Quite a few critters call our yard home.
A deer family nestles down for shelter in the tall back grass in winter and grazes in summer. Mama deer gave birth to her fawn just a few weekes ago under our azaleas. All of them like to snack on our cherry trees.
In our front yard, rabbits nosh our aronia bushes. If we’d realized that aronia was such a bunny salad bar, we would had planted something else, but we didn’t. So we upend storage containers over the aronia every evening, and remove them every morning. (The plants would be nibbled bare without this protection.)
Many years ago, when we tried tomato plants in our back yard, a ground hog took one bite of nearly each tomato ripening on the vines!
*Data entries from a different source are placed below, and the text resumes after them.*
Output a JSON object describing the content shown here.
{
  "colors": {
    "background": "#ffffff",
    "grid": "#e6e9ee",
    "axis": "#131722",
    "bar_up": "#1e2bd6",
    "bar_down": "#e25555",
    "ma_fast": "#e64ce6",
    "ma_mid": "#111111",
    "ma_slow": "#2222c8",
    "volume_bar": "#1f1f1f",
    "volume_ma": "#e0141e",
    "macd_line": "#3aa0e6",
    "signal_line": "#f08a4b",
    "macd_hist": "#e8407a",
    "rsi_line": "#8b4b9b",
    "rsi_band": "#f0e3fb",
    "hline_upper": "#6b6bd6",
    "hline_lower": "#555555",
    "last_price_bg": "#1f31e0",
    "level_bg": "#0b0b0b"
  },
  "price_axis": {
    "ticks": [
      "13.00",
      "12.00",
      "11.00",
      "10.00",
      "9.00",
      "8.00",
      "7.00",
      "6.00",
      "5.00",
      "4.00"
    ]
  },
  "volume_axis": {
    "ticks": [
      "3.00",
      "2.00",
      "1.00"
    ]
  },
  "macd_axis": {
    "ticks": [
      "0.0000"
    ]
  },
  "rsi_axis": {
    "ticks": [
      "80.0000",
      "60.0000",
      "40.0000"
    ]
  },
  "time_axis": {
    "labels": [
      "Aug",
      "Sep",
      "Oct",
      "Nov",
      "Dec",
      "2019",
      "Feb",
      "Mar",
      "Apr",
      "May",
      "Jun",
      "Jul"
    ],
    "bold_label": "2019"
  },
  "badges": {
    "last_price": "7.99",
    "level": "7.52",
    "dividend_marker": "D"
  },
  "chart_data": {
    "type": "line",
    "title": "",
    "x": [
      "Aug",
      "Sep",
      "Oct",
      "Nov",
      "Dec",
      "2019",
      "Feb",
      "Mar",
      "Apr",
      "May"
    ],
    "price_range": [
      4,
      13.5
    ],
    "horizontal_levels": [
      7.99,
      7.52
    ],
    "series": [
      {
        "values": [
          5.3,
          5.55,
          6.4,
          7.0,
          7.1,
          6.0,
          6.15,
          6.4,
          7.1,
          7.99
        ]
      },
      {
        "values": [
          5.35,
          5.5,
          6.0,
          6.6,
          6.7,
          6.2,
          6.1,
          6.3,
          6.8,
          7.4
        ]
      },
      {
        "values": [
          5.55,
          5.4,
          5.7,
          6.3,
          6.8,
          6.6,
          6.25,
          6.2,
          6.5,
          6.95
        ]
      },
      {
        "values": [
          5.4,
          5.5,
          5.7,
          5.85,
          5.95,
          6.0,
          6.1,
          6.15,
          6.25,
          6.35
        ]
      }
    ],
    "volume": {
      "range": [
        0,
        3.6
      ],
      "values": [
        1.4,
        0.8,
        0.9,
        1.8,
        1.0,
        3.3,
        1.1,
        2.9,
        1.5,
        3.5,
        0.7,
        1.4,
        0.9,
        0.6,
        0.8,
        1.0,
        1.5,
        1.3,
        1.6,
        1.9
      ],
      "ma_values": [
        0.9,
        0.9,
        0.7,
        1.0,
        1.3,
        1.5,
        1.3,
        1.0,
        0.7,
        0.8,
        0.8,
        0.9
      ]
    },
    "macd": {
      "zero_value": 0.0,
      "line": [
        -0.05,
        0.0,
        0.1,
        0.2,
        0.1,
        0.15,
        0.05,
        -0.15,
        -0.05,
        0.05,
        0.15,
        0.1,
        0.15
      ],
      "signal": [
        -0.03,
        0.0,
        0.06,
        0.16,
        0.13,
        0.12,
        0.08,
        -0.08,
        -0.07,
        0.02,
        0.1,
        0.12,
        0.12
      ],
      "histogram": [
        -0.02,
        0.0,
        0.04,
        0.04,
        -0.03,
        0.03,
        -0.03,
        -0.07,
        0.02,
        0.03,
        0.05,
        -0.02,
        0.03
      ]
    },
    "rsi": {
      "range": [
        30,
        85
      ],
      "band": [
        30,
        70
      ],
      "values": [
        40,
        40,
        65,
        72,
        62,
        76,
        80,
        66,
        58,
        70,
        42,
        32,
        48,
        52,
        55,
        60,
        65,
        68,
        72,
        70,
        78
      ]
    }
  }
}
So far, this summer, our lettuce, radishes, strawberries, and other seedlings have been largely unmolested. I think the table height of the beds foils the rabbits. I’m hopeful that their position on our front deck, directly against the house, discourages the deer. But I’m concerned about birds.
Will they eat our strawberries? We lost two berries to birds yesterday.
Will they peck our tomatoes? Our plants are not yet bearing, but I trust they will in time.
So when I saw that Gary Pilachik at the Rusted Garden had a video on exactly this topic, I watched it.
From him, I learned that birds primarily eat your berries, because they are hungry. So we decided to set up a bird feeder again. We’d tried exactly that in early May only to discover that the plastic on ours had degraded so badly that it cracked when we washed it. It was very old. Now we have a new one en route to us. I’ll show you a photo, once it arrives and we get it set up.
Thirst is what causes birds to peck your tomatoes. So we’ve created a birdbath, with the idea that our winged visitors will drink from its fountain rather than from our fruits.